MOSCOW, AUG. 17 -- Soviet President Mikhail Gorbachev, in his strongest statement yet on the Persian Gulf crisis, today called Iraq's invasion of Kuwait a "blatant violation" of international law and warned against the outbreak of full-scale war in the region.

Gorbachev, who has interrupted his vacation to work out a series of new proposals on radical reform of the economy, made his remarks after watching an army exercise in the military district of Odessa, on the Black Sea. He said only "collective efforts" and "political methods" would prevent the gulf situation from "escalating into a full-scale military confrontation."

Saying he was counting on the "reason and responsibility" of the Arab states and the United Nations Security Council to resolve the crisis politically, Gorbachev added: "It is important not only to stop military activities and prevent them from spreading to other countries. It is also essential to restore respect for international law."

Soviet Foreign Minister Eduard Shevardnadze said at a news conference today that if the United Nations calls for a multinational force, the Soviet Union would send troops to the Persian Gulf, the Associated Press reported. Shevardnadze would not comment on how the Soviet Union would vote on such a proposal in the U.N. Security Council, but said, "If the Soviet Union votes for that decision, it certainly will take part."

Although the Soviet Union supplied Iraq with arms for the past three decades, Gorbachev has sided with the West against Iraq. "For us to have reacted in a different way would have been unacceptable since the act of aggression was committed with the help of our weapons, which we agreed to sell to Iraq only to maintain its defense capability rather than to seize foreign territories and whole countries," Gorbachev said.

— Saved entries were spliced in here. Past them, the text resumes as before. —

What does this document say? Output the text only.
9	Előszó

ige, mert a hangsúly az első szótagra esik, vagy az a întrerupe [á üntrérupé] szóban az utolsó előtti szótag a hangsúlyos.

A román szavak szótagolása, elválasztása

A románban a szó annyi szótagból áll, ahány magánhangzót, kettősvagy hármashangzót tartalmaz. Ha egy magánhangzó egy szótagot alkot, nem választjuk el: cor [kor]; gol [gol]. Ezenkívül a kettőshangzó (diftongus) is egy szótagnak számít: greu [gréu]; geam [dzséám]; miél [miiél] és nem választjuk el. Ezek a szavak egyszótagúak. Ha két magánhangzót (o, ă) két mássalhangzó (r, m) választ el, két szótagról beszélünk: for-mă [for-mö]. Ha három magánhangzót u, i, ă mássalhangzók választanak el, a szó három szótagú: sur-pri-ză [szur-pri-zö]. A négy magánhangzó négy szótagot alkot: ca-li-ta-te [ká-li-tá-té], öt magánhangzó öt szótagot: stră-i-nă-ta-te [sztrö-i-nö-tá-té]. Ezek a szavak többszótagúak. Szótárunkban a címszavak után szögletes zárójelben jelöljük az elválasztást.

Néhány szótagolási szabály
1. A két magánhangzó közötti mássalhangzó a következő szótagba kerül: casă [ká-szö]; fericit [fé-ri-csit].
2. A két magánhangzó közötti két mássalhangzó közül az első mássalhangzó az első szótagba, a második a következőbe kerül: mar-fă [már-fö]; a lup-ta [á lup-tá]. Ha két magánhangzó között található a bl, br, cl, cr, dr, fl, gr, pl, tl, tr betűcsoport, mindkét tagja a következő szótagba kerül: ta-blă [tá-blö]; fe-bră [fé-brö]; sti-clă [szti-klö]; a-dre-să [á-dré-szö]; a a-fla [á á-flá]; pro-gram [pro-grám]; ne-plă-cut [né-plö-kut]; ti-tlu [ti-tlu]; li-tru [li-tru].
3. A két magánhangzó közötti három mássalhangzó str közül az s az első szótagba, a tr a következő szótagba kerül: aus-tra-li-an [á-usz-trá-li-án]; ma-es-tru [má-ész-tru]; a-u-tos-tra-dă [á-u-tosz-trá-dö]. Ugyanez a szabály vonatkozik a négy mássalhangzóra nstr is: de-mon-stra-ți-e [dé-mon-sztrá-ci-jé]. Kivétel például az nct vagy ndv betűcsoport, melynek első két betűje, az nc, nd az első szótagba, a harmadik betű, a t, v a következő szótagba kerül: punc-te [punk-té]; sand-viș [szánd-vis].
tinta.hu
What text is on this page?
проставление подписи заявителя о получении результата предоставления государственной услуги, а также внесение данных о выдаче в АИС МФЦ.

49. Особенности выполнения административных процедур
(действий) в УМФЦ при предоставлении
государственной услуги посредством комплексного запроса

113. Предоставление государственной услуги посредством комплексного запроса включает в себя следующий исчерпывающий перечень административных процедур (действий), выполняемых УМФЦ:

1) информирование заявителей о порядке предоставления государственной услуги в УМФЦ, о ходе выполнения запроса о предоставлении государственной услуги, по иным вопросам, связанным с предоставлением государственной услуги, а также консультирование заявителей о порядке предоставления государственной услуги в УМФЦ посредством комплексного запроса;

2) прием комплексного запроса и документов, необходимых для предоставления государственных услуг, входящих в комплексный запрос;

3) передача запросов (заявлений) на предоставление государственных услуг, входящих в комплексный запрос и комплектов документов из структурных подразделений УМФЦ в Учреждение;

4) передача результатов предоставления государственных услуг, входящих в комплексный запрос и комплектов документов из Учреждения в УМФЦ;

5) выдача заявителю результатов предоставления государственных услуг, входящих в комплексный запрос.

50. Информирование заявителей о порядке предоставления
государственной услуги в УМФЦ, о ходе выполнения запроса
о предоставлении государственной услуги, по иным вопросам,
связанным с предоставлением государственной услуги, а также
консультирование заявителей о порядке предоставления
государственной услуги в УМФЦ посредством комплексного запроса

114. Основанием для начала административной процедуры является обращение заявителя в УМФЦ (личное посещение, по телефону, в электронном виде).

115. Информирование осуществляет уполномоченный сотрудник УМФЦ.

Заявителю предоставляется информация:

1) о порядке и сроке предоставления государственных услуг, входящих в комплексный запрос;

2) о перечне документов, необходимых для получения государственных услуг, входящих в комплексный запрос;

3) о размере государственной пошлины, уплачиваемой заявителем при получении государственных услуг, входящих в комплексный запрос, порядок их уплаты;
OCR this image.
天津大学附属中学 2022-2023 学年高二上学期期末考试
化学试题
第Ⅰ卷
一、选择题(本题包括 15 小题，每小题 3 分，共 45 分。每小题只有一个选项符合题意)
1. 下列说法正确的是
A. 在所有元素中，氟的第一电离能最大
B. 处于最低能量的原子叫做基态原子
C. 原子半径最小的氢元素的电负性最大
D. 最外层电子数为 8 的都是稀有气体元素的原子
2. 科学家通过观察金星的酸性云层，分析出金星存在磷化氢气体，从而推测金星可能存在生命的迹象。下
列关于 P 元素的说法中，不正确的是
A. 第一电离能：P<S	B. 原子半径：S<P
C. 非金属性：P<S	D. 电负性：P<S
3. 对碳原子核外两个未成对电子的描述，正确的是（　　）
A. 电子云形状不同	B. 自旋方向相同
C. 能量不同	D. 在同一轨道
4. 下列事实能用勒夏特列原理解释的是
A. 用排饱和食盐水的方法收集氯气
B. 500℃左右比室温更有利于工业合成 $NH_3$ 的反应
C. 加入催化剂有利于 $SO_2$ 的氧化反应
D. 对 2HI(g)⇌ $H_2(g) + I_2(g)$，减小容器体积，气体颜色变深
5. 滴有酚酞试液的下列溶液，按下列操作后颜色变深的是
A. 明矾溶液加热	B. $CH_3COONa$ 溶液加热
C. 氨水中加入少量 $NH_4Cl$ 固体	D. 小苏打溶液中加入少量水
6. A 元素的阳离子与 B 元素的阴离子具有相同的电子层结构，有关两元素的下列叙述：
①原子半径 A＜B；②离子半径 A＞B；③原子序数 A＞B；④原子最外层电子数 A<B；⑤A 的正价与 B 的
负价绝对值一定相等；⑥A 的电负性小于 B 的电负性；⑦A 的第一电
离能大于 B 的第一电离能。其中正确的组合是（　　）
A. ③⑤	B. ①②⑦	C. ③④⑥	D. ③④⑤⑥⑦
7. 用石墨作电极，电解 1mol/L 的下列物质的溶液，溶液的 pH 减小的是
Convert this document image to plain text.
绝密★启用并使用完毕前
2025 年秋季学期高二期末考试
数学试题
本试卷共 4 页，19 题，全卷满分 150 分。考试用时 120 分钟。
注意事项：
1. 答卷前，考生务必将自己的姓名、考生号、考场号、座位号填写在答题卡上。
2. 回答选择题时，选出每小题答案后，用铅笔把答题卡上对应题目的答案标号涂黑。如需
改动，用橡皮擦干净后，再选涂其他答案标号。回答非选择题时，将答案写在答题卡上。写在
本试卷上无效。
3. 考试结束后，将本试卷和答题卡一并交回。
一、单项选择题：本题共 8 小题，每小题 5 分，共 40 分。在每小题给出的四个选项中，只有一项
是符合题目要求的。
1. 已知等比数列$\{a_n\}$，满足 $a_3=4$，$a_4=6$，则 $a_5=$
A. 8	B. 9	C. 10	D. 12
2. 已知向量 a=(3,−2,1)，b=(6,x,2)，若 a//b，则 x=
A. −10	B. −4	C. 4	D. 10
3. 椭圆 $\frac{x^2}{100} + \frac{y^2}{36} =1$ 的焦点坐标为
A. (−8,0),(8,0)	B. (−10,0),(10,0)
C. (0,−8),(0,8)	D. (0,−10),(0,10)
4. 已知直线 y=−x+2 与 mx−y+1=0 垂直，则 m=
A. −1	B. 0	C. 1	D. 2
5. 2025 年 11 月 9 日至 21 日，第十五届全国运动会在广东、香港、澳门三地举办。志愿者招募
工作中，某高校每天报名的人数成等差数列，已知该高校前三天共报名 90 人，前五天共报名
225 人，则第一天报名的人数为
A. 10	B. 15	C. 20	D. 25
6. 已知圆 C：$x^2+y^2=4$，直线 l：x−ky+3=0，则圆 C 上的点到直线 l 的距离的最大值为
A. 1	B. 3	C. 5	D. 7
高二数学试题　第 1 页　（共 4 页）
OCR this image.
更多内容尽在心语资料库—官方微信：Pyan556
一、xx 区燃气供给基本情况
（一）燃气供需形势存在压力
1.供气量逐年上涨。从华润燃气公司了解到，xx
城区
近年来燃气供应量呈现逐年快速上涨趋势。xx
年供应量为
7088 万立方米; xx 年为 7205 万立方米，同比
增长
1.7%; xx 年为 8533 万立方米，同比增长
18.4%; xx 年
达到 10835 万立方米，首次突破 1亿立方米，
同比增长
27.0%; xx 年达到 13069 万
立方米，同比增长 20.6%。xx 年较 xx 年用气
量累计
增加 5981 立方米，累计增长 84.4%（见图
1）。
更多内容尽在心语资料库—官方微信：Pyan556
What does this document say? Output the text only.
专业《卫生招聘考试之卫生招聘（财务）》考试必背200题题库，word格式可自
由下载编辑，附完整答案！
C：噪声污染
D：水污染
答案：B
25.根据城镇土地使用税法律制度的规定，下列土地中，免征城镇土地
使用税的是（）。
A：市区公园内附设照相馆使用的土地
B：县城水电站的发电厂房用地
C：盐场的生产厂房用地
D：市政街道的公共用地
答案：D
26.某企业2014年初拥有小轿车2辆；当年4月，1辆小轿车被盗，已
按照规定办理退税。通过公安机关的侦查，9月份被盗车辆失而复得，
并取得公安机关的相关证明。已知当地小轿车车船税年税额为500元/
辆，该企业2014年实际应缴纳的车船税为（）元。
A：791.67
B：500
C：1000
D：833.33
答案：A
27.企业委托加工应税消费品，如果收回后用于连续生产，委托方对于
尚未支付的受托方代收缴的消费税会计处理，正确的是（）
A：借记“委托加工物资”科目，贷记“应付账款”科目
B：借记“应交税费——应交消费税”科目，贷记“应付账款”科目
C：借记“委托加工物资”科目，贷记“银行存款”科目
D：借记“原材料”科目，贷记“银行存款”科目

In his televised speech, Gorbachev said, "We have witnessed an act of perfidy and a blatant violation of international law and the U.N. Charter -- in short, a violation of everything the world community now pins its hopes on as it seeks to put civilization on the tracks of peaceful development."

Gorbachev said the Soviet Union had "no other choice" but to join the West in condemning Iraq. "The use of force to redraw borders, especially in order to annex a sovereign country, threatens to set off a perilous chain reaction endangering the entire world community," he said.

Foreign Ministry spokesman Yuri Gremitskikh told reporters that the Iraqis are cooperating in the gradual evacuation of Soviet citizens, mainly oil workers, from Kuwait to the Soviet Union via the Iraqi capital, Baghdad.

He said the first group of Soviet evacuees, 230 workers and their families, were heading from Iraq to the Jordanian border. In Amman, they will board an Aeroflot plane for Moscow. A second group arrived in Baghdad today. Government offices in Moscow have been deluged with calls from families worried about relatives living in Iraq and Kuwait.

Earlier this week, the Foreign Ministry said Iraq was allowing only Soviet women, children and invalids to leave the country, detaining the estimated 5,000 Soviet men in the region.